Dog day at the fairgrounds |

Dog day at the fairgrounds

Veronica Whitney

Bebe, a Norfolk terrier, had won Best of Breed that morning at the dog show at the Eagle County Fairgrounds and was now shopping at one of the several booths.

A couple booths away, Echo, a pregnant Alaskan malamute was getting a therapeutic massage from Debbie Towndrow, a certified massage therapist owner of Woof and Hoof Massage in Denver.

“The dogs love it, they jump right on the table,” said Robin Hug, Echo’s owner.

The massage helps to improve movement and also deals with behavioral issues during the competition, Towndrow explained. Massages for dogs were $30 and people could also get the treat for $35.

At Animal Whispering, Jebbie Brown of Vail, is deciding which homeopathic remedies she’ll get for her two dogs.

For two days, the Eagle County Fairgrounds smelled like dog shampoo and hair spray and the highway noise was offset by the hairdryers.

“There’s a huge financial and emotional commitment in breeding dogs,” said Ray Schafer, an Australian shepherd breeder of Kim who used to live in Vail.

“These shows are growing in popularity. It’s fun to be around people who share the same interest. But I do it for the dogs, they love it. These (dogs) aren’t show pieces, they sleep in beds at home.”

The Roaring Fork Kennel Club organized the dog show – an American Kennel Club sanctioned event – where 873 dogs of more than 100 breeds competed, including Boston terriers, French bulldogs, chow chows, Shetland sheepdogs, Rhodesian ridgebacks, Chinese cresteds, miniature pinschers, mastiffs, Spaniels and great Pyrenees.

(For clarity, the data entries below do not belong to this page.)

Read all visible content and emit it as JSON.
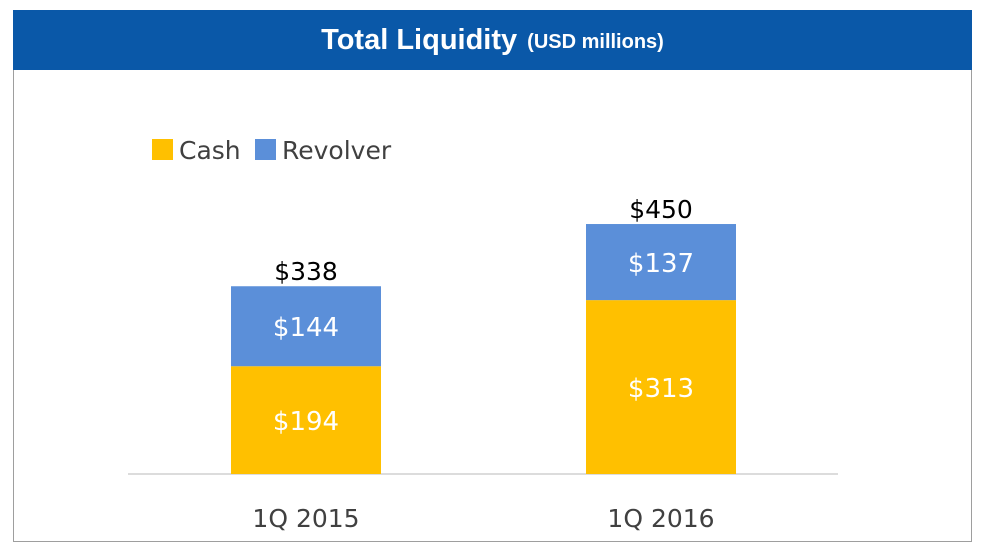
{
  "header": {
    "title": "Total Liquidity",
    "units": "(USD millions)"
  },
  "chart_data": {
    "type": "bar",
    "stacked": true,
    "categories": [
      "1Q 2015",
      "1Q 2016"
    ],
    "series": [
      {
        "name": "Cash",
        "values": [
          194,
          313
        ],
        "labels": [
          "$194",
          "$313"
        ],
        "color": "#ffc000"
      },
      {
        "name": "Revolver",
        "values": [
          144,
          137
        ],
        "labels": [
          "$144",
          "$137"
        ],
        "color": "#5b8fd9"
      }
    ],
    "totals": [
      338,
      450
    ],
    "total_labels": [
      "$338",
      "$450"
    ],
    "legend_position": "top-left",
    "grid": false,
    "ylim": [
      0,
      500
    ],
    "title": "Total Liquidity",
    "xlabel": "",
    "ylabel": ""
  }
}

Ten judges looked at how each dog meets the standard for their breed.

“Judges look at how the head is set, the dog’s coat, the way the tail is set, the bite and the movement of the dog,” said Bob Krais, chairman of the Roaring Fork Kennel Club.

Rich Snavely brought two smooth fox terriers to the show. He came instead of his wife, who usually attends the shows but stayed at home in Denver with a new litter.

“My wife goes to 40 shows a year. A lot of them are out of state and as far as Pennsylvania,” he said.

Dogs get points at every show and that’s how they can win a championship, Krais said.

Winning competitions could also mean the dog’s puppies will be worth more, Ray Schafer said. Depending on their quality, puppies can start at $1,000, he said.

“Most dog breeders are pretty eccentric,” Schafer said. “The dogs pretty much consume your life, your time and your house,” he said with a laugh.

It took Snavely a short while to prepare his terriers for the show. He shaved their butts so the judges can see the dog’s muscular tone and conformation, then he clippered the excess of hair.

In turn, Dennis Corash of Erie spent more than seven hours preparing Autumn, a 9-month-old Bedlington terrier, one of the breeds that doesn’t shed.

“It takes one and a half hour to bathe him,” said Corash, a dog show veteran of 40 years. “Then you shave him and then you have four hours with the scissors doing trimming work.”

Ten feet away, Lilly, also a Bedlington terrier, stood stoically on a desk while her owner, Diane Stille of Hudson combed her feet holding her leg up for several minutes.

“The only thing in common between dog owners is the dogs,” Snavely said. “Dog owners have all different professions, they come from all walks of life.”

Corash is a principal at a charter school and Stille, a marketing manager.

“This is one of the few things I can do and not think about work,” Corash said. “It’s even better than fishing.”

The most prevalent breeds in Colorado, Krais said, are Labrador and golden retrievers. In the east coast you can see more poodles, he said.

“Some dogs really like the competition and those are the ones that show the best,” Krais said. “Other dogs don’t like to come at all and that shows too.”